London, 1 July 2026: China’s “Ethnic Unity and Progress Law”, adopted by the Chinese rubber-stamp parliament in March, comes into force today.
While China portrays the legislation as a mechanism for promoting “social harmony and national unity”, it effectively codifies policies of forced assimilation. Taken together with existing measures – including the expansion of state-run colonial boarding schools and other policies affecting Tibetan language, religion, education, and traditional ways of life – this law raises grave concerns about the long-term survival of Tibetan identity and may constitute a further step towards genocide.
Under illegal occupation by the People’s Republic of China since the 1950s, Tibet has been effectively closed off to the outside world. The Chinese government will now intensify its assimilationist policies over ethnic nationalities, like Uyghurs, Tibetans and Southern Mongolians, as mandated by the provisions of this law, and deliberately eliminate their distinctive identity.

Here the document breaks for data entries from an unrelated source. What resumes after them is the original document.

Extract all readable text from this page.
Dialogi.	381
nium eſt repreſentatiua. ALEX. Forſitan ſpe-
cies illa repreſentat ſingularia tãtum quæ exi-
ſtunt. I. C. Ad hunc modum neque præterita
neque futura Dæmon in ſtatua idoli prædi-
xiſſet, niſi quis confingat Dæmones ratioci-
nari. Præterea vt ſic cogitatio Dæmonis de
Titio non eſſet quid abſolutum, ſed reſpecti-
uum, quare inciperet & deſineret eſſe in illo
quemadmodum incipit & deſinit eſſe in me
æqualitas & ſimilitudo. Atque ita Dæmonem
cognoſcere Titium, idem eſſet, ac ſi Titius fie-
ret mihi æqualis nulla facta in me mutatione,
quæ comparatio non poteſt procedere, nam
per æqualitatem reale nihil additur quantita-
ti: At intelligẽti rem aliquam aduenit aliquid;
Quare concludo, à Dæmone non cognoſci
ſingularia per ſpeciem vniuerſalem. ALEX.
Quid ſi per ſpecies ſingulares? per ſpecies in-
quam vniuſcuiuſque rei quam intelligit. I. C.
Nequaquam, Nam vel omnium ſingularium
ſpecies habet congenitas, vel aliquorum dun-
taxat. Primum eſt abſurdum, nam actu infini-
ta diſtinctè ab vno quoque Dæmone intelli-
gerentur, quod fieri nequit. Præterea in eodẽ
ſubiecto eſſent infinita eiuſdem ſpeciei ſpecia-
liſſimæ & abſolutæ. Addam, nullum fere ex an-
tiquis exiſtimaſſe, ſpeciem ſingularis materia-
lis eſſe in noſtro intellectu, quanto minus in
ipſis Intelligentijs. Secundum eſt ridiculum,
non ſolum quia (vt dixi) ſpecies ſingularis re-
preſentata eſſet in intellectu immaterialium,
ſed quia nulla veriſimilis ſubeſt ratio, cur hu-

One of the alarming provisions of the law, Article 63, states “organisations and individuals outside the [mainland] territory of the PRC that commit acts aimed at the PRC that undermine ethnic unity and progress or create ethnic division are to be pursued for legal responsibility in accordance with the law”. The law’s extra-territorial overreach points to transnational repression, threatening Tibetans, Uyghurs and activists freely speaking up against the PRC on UK soil.
Tsering Yangkey, UK Representative of His Holiness the Dalai Lama and the Tibetan Government-in-Exile, said:
“This so-called Ethnic Unity and Progress Law with its alarming provisions to forcibly assimilate the ethnic nationalities, like us, Tibetans, into the majority Han culture, is legally wrong, morally bankrupt and practically unjust. Over the past 75 years, the Chinese Communist Party has tried everything to kill the Tibetan spirit, but has failed. This law cannot be allowed to succeed.”
Therefore, on behalf of the Tibetan diaspora in the UK, we respectfully call on the UK government to:
• Formally convey to the Chinese Government your strong opposition to the law, reject its implementation and call for its repeal.
• Request relevant United Nations bodies and mechanisms to urgently review the PRC’s assimilation policies and employ all available international instruments to prevent further violations of cultural, linguistic, and religious rights.
• Undertake comprehensive investigations, through your diplomatic missions, into the individuals and institutions responsible for designing and implementing these policies, and consider the use of appropriate accountability tools, including targeted sanctions.
• Exert diplomatic pressure on Beijing to peacefully resolve the Sino-Tibet conflict through genuine, mutually respectful dialogue.
• Support the efforts of the Tibetan Government-in-Exile in the preservation and promotion of Tibetan culture and identity in exile while exposing and countering this deliberate erasure of Tibetan identity in Tibet.